Ante la Diada del 2018
BARCELONA será hoy, de nuevo, escenario de una concurrida manifestación del Onze de Setembre, esta vez convocada bajo el lema “Fem la república catalana”. Fuentes de su entidad promotora, la Assemblea Nacional Catalana (ANC), manejaban ayer datos que auguran una participación abultada: 440.000 inscritos, 270.000 camisetas vendidas y 1.500 autobuses contratados para trasladar a Barcelona a los manifestantes procedentes de comarcas.
Estas cifras son elocuentes. Certifican que el movimiento independentista vino para quedarse. Hace años, concretamente desde el 2012, que exhibe una y otra vez su amplitud y su potencia. No en la proporción suficiente como para imponer soluciones expeditivas. Y aún menos si son unilaterales y pretenden ignorar a quienes no están por la independencia. Pero esa amplitud y esa potencia no pueden ser ignoradas en ninguna circunstancia.
También es cierto, y no debemos dejar de consignarlo, que a la amplitud y a la potencia mencionadas no las acompaña ahora mismo una cohesión total. A nadie se le ocultan las diferencias entre las dos grandes fuerzas independentistas: la que secunda a Carles Puigdemont y no rechaza el unilateralismo, y la que representa ERC, partidaria de esperar a disponer mayorías más amplias para plantear la independencia. Una da a entender como en años previos, más ilusionada que fiable, que la independencia está a la vuelta de la esquina. La otra señala, por el contrario, que ha llegado la hora de “pinchar la burbuja del independentismo mágico”.
La Diada, que fue una fiesta singular en el calendario anual del catalanismo, ha sido integrada este año en una apretada sucesión de fechas reivindicativas: al 11-S le sucederán el 1-O, el 3-O y después el 27-O. De este modo, se pretende instrumentalizarla para mantener a los militantes independentistas en un estado de movilización permanente, con vistas a la sentencia del juicio contra los acusados de vulnerar la legalidad a lomos del procés. Pero este voluntarioso apoyo popular, inducido por los políticos que tiempo atrás cedieron el timón del proceso independentista al activismo, no basta para hallar la salida de la crisis.

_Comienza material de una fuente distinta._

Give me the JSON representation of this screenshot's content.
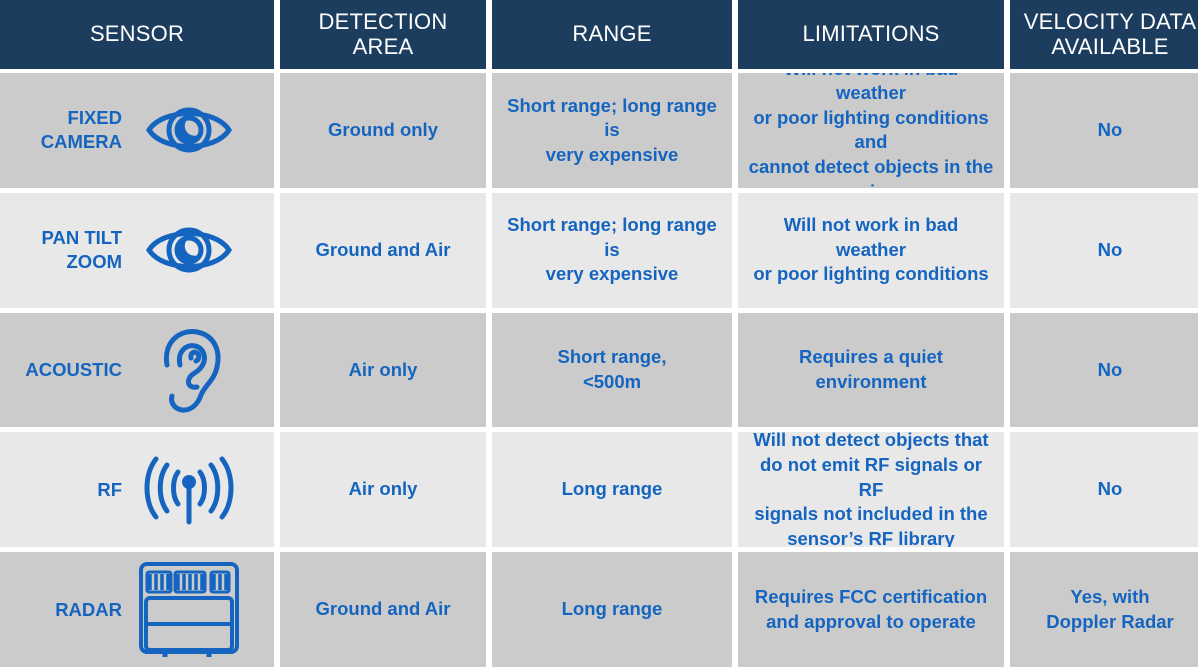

El único camino transitable hacia dicha salida es el del diálogo. Un “diálogo sin condiciones imposibles” de ninguna de las dos partes, como subrayaba ayer un portavoz del PNV. En este sentido es preciso recordar que, aquí y allá, la disposición para negociar de las partes ha mejorado. Carles Puigdemont y Quim Torra suelen alternar en sus alocuciones pasajes desafiantes con inequívocas invitaciones a negociar. Ninguno de los dos ha quemado las naves del diálogo. Por su parte, el socialista Pedro Sánchez, presidente del Gobierno, se ha mostrado invariablemente favorable al diálogo desde que tomó posesión de su cargo. En este aspecto, su posición no ha cambiado, ni siquiera cuando el independentismo ha alzado el tono de voz. Y no puede calificarse, sin faltar a la verdad, como idéntica a la mantenida por su antecesor, el popular Mariano Rajoy.
Las voluntades políticas proclives al diálogo son, pues, manifiestas. Los cauces están abiertos. Sería conveniente y reparador dotarlos ya de contenido, en pos de esa anhelada solución que mejore la convivencia entre los ciudadanos de Catalunya. Y que, de paso, restaure la unidad de los catalanistas que iluminó Diadas anteriores a la actual polarización.